Com a câmara na mão, fotografo uma, duas, cinco, dez vezes esta paisagem, em seguida passo a desenhá-la em meu caderno de desenho de viagem. Sei que essa visão não cabe em nenhuma fotografia, nem em nenhum desenho. Esses meios são possibilidades de aproximações desta experiência de ver, os quais criam outras experiências, utilizo-os sabendo que construo imagens e que as mesmas são também experiências de uma outra ordem. Ao fazê-las meu olhar e meu interesse se deslocam da paisagem vista para a paisagem construída. No final tanto o desenho quanto a fotografia são imagens alheias ao que eu vejo.

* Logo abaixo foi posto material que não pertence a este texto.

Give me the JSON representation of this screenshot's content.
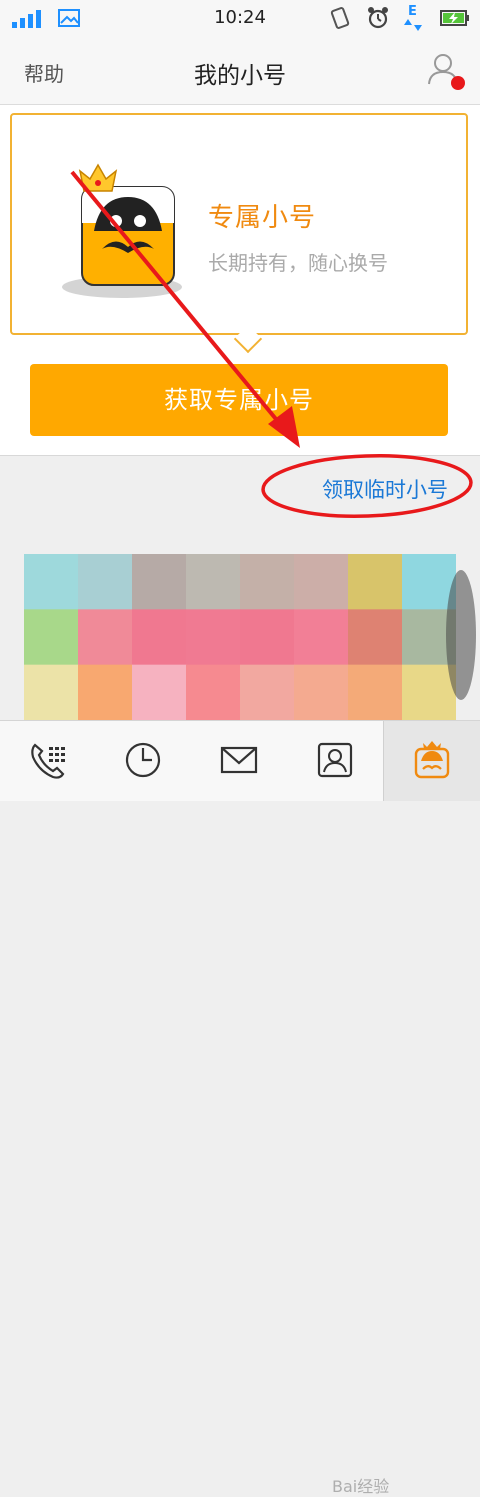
{
  "status_bar": {
    "time": "10:24",
    "network_label": "E"
  },
  "header": {
    "help_label": "帮助",
    "title": "我的小号"
  },
  "card": {
    "title": "专属小号",
    "subtitle": "长期持有，随心换号"
  },
  "actions": {
    "get_button_label": "获取专属小号",
    "temp_link_label": "领取临时小号"
  },
  "tabs": [
    {
      "icon": "phone-dialpad-icon"
    },
    {
      "icon": "clock-icon"
    },
    {
      "icon": "mail-icon"
    },
    {
      "icon": "contact-card-icon"
    },
    {
      "icon": "mascot-tab-icon",
      "active": true
    }
  ],
  "watermark": "Bai经验",
  "colors": {
    "accent": "#ffa800",
    "card_border": "#f2b233",
    "title_orange": "#f08a10",
    "link_blue": "#1a78d6",
    "annotation_red": "#e8191b",
    "notification_dot": "#e8191b"
  },
  "banner_mosaic": [
    [
      "#9ed9dc",
      "#a8cfd3",
      "#b6aaa6",
      "#bdb9b1",
      "#c4b0a8",
      "#ccaea8",
      "#d8c46a",
      "#8fd7e0"
    ],
    [
      "#a8d88a",
      "#f08a98",
      "#f07890",
      "#f07a92",
      "#f07890",
      "#f27f96",
      "#de8272",
      "#a8b8a0"
    ],
    [
      "#ece3a8",
      "#f8a870",
      "#f6b2c0",
      "#f68a90",
      "#f2a8a0",
      "#f4aa90",
      "#f4aa78",
      "#e8d888"
    ]
  ]
}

Desenho linhas incertas, leves construo uma imagem tão próxima quanto possível da paisagem visível, mas também distante, a ponto de não se reconhecê-la. Assim, devido a natureza de seus procedimentos o desenhar difere também do fotografar e, entre essas diferenças incluo uma que quase nunca é percebida ou considerada com a devida importância: o estar no lugar por um determinado curso de tempo. Contrariando a rapidez e o olhar alheio da fotografia, o desenho (de observação) é, sobretudo , a experiência de se estar, obrigatoriamente por mais tempo e de observar um lugar, desenhando, por horas a fio.
Enquanto desenho, saboreio a linha surgindo do movimento do lápis sobre o papel. Às vezes não penso em nada, mas na maior parte do tempo pensamentos diversos pululam em minha mente, simplesmente porque pensar é inevitável. Mal ficamos em silêncio, pensamentos começam a se manifestar quase como uma energia autônoma, embora acreditemos saber o que pensamos, sensações, lembranças, maquinações sobre o que fizemos ou deixamos de fazer ou temos de fazer, surgem em fluxo e constroem paisagem oníricas que os surrealistas souberam aproveitar. Chamo essa duas vias desenhar e atentar para o fluxo de pensamentos de desenho associativo e, tenho motivos para acreditar que o ato de desenhar (de estar em um lugar desenhando) é uma das maneiras mais dinâmicas de trazer pensamentos à nossa mente e de nos fazer perceber como eles são alheios ou diversos ao que estamos fazendo ou do lugar em que estamos; por isso se o fazemos com consciência e até mesmo com este propósito, o desenho é uma forma de sanidade, de existência, de meditação. O resultado não são apenas as formas, o registro, o desenho, mas o sobretudo o tempo vivido, experienciado, uma espécie de encontro, ou acesso a certo lugares, aos quais só podemos chegar aleatoriamente.
Assim vou desenhando. De repente vejo um homem que desce o rio remando uma canoa. Ele para aqui e acolá entre os arbustos que margeiam o rio. Será um pescador? Um lavrador? Que horas ele voltará para casa? Somos dois desconhecidos, dois pontos em meio a muitos outros nesta paisagem. Ele se move no espelho d´agua do rio, executando uma ação tão importante quanto a minha, a de observar tudo isso daqui de cima. Que está ele fazendo lá embaixo? Não há resposta e talvez esta pergunta não faça sentido, contudo fazê-la é a maneira que tenho de prestar atenção. Ele percorre as margens do rio, e eu vou com ele. Vou revendo e me lembrando dos pontos que estive em minha infância, sozinho e com amigos a executar as mais diversas ações infantis: horas de prazer, medo, alegria e ansiedade à flor da pele: corridas, caças a passarinhos com estilingue, caminhadas, traquinagens, banho pelados no rio, brincadeiras sexuais que fariam ruborizar os politicamente corretos.... Onde está aquela energia? Onde estarão aqueles amigos? Sigo desenhando, margeando o rio. Penso, que quando terminar este desenho, o canoeiro, terá talvez desaparecido em meio as sombras e à distância. De qualquer forma este desenho também ficará interrompido em algum ponto. Nesse instante, Procuro o homem e sua canoa e não os vejo mais. O sol brilha no céu, a névoa de há pouco, parece que não existiu. O desenho fica inacabado, acho que ele nunca estará terminado.
Aos que me acompanharam até aqui, o meu abraço, desculpe os erros, tentei revisar, mas certamente fiz outros, sou mesmo incorrigível.